From the cab of his corn picker, Jerry Beasley has an idea what fighter pilots must feel like as they approach the runway of an aircraft carrier deck.
Ironically, that's exactly what the U.S. Navy saw when it picked a 30,000 acre plot here in Beaufort and Washington counties, N.C., for its Outlying Landing Field between Cherry Point, N.C., and Norfolk, Va. And that's what hundreds of thousands of birds see as a winter resting place when they spot the Blacklands of North Carolina.
It's an irony Beasley had just as soon not consider.
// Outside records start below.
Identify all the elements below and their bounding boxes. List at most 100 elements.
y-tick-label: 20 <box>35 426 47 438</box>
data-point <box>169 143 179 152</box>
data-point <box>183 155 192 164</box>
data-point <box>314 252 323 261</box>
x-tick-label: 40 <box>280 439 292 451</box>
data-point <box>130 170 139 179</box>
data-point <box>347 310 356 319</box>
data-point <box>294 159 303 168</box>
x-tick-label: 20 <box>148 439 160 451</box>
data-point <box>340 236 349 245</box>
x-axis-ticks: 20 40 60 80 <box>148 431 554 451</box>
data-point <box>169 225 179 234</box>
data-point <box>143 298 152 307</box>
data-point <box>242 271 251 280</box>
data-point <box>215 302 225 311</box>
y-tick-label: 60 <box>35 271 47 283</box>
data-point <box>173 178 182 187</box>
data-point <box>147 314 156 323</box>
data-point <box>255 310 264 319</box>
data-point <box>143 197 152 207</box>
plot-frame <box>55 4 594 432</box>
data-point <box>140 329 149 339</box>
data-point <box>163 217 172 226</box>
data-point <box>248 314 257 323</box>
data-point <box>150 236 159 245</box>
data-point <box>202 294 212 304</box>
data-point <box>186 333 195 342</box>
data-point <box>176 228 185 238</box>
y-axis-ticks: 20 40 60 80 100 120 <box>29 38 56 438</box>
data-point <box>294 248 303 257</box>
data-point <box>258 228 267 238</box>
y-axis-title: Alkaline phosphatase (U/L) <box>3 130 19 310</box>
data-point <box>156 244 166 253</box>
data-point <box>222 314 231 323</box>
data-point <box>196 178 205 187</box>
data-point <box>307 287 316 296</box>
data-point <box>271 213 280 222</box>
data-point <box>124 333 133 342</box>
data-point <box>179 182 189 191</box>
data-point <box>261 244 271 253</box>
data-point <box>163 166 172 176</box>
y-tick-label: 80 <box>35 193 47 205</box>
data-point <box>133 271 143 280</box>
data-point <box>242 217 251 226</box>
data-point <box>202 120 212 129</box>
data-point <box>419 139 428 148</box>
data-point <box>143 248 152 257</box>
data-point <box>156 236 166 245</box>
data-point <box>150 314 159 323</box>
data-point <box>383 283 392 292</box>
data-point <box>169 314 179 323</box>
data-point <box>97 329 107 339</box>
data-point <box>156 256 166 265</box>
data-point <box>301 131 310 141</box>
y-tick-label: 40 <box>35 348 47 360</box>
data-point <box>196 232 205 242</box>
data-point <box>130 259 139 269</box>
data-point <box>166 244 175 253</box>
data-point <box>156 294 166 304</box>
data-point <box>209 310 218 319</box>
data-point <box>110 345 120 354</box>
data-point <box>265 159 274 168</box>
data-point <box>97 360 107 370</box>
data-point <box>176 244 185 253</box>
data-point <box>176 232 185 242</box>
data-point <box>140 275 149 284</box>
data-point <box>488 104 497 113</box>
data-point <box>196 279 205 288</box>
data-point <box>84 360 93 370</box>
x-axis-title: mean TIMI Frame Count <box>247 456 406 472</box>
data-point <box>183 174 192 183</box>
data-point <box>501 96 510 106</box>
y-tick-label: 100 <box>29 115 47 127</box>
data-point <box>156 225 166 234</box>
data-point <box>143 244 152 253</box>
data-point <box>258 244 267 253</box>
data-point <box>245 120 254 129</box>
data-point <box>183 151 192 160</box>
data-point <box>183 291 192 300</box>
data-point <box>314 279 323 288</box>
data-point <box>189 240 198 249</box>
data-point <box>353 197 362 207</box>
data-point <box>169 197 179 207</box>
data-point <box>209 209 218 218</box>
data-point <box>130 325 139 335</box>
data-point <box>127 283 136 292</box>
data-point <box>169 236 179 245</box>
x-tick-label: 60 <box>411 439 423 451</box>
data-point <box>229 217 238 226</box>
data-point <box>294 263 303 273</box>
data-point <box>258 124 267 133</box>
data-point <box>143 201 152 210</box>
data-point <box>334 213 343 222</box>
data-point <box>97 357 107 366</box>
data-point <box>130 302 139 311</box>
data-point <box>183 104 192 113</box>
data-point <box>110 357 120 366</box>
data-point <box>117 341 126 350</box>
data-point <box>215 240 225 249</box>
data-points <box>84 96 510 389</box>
He faces losing his farmland to the project.
Opponents say the Navy's proposal would take prime farmland and destroy a way of life in eastern North Carolina.
Residents, environmental groups and farmers in this area of eastern North Carolina are continuing to battle against the proposal, citing its proximity to the Pocosin Lakes National Wildlife Refuge and the problem thousands of swan, geese and other waterfowl will pose for Navy jets. Groups such as the Audubon Society and the Sierra Club are fighting the proposed landing field. Experts in aviation hazards point out the large numbers of birds that inhabit the area 50 percent of the year.
The Navy has plans to obtain 30,000 acres for the $186.5 million project. A core area includes 2,000 acres where an 8,000-foot runway would be built near the Beaufort and Washington county line. More than 30,000 flights would take place each year. Five other sites were studied. The plan is waiting on funding from the Congress and the process of building could begin next year.
Residents have demonstrated against the project, talked with state and national elected representatives, written letters and held public meetings. They plan to continue the fight.
For Jerry Beasley, the fight has resembled an emotional roller coaster this season. “Most likely, this will put me out of business if the Navy builds the OLF,” he says from the cab of his corn picker in mid-September.
At first, farmers in the area heard that the Navy was requesting easements on the land, Beasley says. The Department of the Navy began surveying over the winter last year. In an environmental impact study released on July 18 the Navy named the 30,000 acres as its preferred site. Residents say the study had errors.
If the project goes through, many farmers like Beasley would have to sell their land. The Navy has said it would lease back the land to farmers. “I had rather come and see them plant it in trees than to ride by where I once owned the land and see another man farming.”
For Beasley, the opportunity to lease back the land is little consolation. “I don't want to sell at any price,” he says. “If they would give me $3,000 an acre, I wouldn't want to sell. I farm 700 acres and all but 30 acres is paid for. This is my livelihood. If I wanted to sell my land, there would be no hard feelings.”
Some 74 families will have to move for the OLF to be built.
Beasley also hauls fertilizer, grain and cabbage in addition to farming row crops. “It will affect that, too.”
Beasley lists mayors, county commissions in both Beaufort and Washington, and U.S. representatives and senators, and the state's governor as being on record against the OLF. He estimates that more than $200,000 will be taken off the tax base in Washington County. “Everybody's property value is going to go down.” He cites the noise level as the primary reason.
“It's not the American way,” Beasley says of the Navy's plan to take the land. He says by and large the landowners in the 2,000-acre core area are “absentee.
“People have been told they're going to get big money,” Beasley says.
Opposition against the OLF has been mobilized for the better part of the year, but publicity has largely been limited to the Carolinas; opponents were excited at the possibility of NBC's Today Show airing a feature on the issue, but it didn't materialize. “People say it can't happen here, but when it does, it's a different story,” Beasley says.
Like many of the farmers in the area opposed to the Navy's plan, Beasley isn't ready to give up. “I haven't even thought about having to move. I'll make that decision when I have to.”
An approaching hurricane postponed a planned caravan to Raleigh to protest the OLF, but Beasley and others vow to continue the fight. Opponents held a press conference in Raleigh in mid-October.
“Once you have done all you can do and it still comes in, you'll feel better knowing that at least you gave it a good shot to stop it,” Beasley says.
Riding through the field with Hurricane Isabel approaching, Beasley recounts the possibility of losing his land. “It makes you want to cry,” he says. “If the Navy had come out and talked up front with us, it would have made it a whole lot better.”
It's not lost on Beasley that 2003 may be his last year of harvesting crops in these fields. He's picking a dismal-looking corn crop three miles from the main road.
“Last year was dry and this year we have had an excessive amount of rain,” Beasley says.
Earlier in the summer, Beasley was riding with his small son to a demonstration in Roper. “Halfway there, I started to cry,” Beasley remembers. “My little boy asked me, “What's wrong?' I said, ‘Nothing.’
“But I think about it 24 hours a day,” Beasley says.